A mononuclear peroxovanadium(V) complex with histamine-N,N-diacetate (histada), K[VO(O(2))(histada)], and a dinuclear peroxovanadium(V) complex with 2-oxo-1,3-diaminopropane-N,N,N',N'-tetraacetate (dpot), Cs(3)[(VO)(2)(O(2))(2)(dpot)], were prepared and characterized. The self-decomposition reaction was examined for these peroxovanadium(V) complexes as well as for K[VO(O(2))(cmhist)] (cmhist = N-carboxymethylhistidinate). The reaction profiles depicted by the absorbance change in the UV-vis spectrum show a sigmoid shape with an induction period. The induction period is reduced by the addition of acid, fluoride, thiocyanate, VO(2+), VO(2)(+), and trolox compared to the solution containing perchlorate. On the other hand, the induction period was elongated by the addition of chloride, bromide, and 2-tert-butyl-p-cresol. These behaviors are discussed on the basis of a radical chain mechanism. The self-decomposition reactions have also been followed by the (1)H and (51)V NMR and EPR spectra. These spectral studies as well as the UV-vis spectral study indicate that vanadium(V) is partly reduced to vanadium(IV) in the self-decomposition process. The histada complex yields a mixed-valence dinuclear complex in a concentrated solution, and the dpot complex yields a mixed-valence tetranuclear complex. The reduction of vanadium ion suggests that the peroxo ligand may act as a reducing agent. In order to know the fate of the peroxo ligand, we tried to detect superoxide anion and hydroxyl radical, which were anticipated to be produced in the self-decomposition process.
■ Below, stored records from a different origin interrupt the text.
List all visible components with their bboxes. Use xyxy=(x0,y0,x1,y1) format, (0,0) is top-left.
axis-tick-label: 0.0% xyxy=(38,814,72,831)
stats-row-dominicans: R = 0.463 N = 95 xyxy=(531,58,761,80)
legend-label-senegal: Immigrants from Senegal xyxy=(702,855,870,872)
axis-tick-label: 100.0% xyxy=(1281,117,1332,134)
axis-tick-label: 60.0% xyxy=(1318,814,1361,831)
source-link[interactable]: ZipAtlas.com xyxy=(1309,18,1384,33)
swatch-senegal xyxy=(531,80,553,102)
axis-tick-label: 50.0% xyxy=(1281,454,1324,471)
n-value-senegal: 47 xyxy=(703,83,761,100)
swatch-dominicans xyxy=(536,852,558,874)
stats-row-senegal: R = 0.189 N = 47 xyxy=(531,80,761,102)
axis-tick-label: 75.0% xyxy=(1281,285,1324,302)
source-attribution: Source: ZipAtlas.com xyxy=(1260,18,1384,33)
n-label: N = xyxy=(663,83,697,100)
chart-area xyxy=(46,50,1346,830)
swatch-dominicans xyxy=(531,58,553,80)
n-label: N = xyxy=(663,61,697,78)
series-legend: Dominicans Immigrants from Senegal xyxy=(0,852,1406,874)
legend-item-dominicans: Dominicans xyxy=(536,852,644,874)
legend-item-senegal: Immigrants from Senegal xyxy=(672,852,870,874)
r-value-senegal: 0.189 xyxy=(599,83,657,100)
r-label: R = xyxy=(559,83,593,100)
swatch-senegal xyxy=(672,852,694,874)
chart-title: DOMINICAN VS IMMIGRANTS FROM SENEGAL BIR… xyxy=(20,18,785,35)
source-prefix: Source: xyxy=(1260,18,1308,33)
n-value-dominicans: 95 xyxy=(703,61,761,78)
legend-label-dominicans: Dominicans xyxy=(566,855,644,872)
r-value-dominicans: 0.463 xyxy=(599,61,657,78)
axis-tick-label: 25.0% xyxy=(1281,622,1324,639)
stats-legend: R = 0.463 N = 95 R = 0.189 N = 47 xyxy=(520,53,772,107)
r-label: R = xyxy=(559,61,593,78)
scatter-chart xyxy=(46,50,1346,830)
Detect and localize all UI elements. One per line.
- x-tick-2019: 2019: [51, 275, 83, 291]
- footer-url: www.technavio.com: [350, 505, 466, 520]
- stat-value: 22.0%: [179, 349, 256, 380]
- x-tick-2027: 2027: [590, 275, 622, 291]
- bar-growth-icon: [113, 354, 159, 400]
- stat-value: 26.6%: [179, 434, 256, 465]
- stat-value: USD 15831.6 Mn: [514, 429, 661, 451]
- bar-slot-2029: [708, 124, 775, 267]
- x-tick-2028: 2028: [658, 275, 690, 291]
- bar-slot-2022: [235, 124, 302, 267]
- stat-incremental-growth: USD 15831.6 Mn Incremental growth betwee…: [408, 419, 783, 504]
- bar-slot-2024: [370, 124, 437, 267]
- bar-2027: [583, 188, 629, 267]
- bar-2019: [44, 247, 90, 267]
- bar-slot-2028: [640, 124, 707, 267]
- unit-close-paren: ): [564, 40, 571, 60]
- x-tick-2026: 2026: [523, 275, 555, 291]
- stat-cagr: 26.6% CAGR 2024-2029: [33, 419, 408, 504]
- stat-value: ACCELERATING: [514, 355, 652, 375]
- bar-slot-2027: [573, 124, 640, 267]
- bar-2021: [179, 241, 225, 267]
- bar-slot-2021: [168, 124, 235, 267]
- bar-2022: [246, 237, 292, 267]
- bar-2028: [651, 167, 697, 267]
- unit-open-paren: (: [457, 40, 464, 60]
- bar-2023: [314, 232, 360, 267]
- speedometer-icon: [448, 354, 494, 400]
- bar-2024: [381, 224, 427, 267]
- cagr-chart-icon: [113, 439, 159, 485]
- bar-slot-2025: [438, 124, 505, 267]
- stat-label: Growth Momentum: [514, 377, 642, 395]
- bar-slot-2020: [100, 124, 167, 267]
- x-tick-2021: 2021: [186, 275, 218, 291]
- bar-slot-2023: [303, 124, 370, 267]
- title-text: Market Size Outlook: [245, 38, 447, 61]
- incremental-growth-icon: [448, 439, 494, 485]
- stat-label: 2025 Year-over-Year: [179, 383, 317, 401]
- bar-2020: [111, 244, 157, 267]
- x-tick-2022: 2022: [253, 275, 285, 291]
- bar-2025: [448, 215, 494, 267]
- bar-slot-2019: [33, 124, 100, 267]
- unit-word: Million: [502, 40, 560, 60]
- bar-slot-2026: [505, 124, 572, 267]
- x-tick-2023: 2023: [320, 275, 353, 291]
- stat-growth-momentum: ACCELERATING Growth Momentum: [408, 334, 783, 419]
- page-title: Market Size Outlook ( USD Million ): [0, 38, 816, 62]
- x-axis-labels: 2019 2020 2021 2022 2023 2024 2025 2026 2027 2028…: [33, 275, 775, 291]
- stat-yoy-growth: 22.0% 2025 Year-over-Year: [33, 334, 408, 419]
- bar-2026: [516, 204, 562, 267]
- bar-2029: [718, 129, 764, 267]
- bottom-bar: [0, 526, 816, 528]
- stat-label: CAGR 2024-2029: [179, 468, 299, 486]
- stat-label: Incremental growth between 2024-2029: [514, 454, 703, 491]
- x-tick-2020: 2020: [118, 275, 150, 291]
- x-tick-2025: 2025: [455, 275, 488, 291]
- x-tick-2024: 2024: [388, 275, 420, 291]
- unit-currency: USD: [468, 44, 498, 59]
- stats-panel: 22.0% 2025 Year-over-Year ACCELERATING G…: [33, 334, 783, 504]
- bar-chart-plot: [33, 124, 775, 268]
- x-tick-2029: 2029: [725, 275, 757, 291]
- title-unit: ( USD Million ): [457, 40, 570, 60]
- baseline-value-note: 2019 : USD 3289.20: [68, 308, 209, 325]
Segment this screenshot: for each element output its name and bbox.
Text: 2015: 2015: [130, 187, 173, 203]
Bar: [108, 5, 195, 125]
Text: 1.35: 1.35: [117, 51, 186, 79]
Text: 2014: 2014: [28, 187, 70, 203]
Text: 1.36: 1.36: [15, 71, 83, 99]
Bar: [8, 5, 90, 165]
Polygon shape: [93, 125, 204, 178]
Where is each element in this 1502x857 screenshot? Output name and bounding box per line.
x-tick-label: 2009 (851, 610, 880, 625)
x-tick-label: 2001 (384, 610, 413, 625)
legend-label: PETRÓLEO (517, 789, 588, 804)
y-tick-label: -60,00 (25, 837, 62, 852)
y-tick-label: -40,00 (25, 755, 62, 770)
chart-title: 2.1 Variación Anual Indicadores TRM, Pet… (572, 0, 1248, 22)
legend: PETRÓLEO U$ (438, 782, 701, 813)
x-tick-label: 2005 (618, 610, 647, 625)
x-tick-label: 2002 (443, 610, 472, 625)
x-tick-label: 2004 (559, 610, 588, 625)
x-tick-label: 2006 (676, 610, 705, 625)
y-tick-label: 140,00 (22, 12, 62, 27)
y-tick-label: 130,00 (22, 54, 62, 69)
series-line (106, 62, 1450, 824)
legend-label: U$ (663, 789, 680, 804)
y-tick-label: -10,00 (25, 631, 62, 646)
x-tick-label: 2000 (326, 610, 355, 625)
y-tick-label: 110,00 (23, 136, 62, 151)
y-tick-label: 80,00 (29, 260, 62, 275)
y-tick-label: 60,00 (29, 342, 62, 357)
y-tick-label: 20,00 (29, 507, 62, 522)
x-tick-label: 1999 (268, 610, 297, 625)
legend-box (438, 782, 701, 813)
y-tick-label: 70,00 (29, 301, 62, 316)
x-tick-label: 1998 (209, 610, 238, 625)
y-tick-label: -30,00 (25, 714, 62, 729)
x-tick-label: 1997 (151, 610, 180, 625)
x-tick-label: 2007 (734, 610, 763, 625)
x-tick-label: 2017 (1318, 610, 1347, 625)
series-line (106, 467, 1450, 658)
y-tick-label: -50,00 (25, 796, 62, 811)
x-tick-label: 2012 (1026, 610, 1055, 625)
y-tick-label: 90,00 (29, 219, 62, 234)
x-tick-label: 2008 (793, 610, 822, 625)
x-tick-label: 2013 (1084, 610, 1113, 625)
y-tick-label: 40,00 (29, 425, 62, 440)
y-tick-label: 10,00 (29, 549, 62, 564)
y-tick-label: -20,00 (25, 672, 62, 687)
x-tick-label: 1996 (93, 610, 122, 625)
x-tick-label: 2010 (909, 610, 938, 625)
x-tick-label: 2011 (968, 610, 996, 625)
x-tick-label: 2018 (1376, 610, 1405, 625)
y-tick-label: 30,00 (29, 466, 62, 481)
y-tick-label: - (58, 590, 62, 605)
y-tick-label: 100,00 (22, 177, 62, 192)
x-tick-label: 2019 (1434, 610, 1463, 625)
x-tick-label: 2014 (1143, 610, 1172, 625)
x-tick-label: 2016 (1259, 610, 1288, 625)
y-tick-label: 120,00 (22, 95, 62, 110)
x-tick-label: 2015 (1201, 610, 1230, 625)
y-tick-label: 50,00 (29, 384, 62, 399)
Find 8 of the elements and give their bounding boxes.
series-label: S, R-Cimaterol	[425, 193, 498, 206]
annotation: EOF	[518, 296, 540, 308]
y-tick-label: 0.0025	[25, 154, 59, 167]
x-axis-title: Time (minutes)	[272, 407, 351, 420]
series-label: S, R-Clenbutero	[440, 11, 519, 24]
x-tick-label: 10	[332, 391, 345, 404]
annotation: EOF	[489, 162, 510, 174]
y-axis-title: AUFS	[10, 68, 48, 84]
The formation of superoxide anion was spectrophotometrically confirmed using two independent methods, including the reduction of cytochrome c and the reduction of sodium 4-[3-(iodophenyl)-2-(4-nitrophenyl)-2H-5-tetrazolio]-1,3-benzene disulfonate (WST-1). The formation of hydroxyl radical was confirmed by an EPR spin trapping technique. The oxidizing abilities of the peroxovanadium(V) complexes toward bovine serum albumin (BSA) were also evaluated. In the protein carbonyl assay, it was found that the total amount of protein carbonyl in BSA was increased by the reaction with the peroxovanadium complexes in the concentration-dependent manner. In addition, the oxidation of sulfhydryl group in BSA induced by the peroxovanadium complexes was confirmed.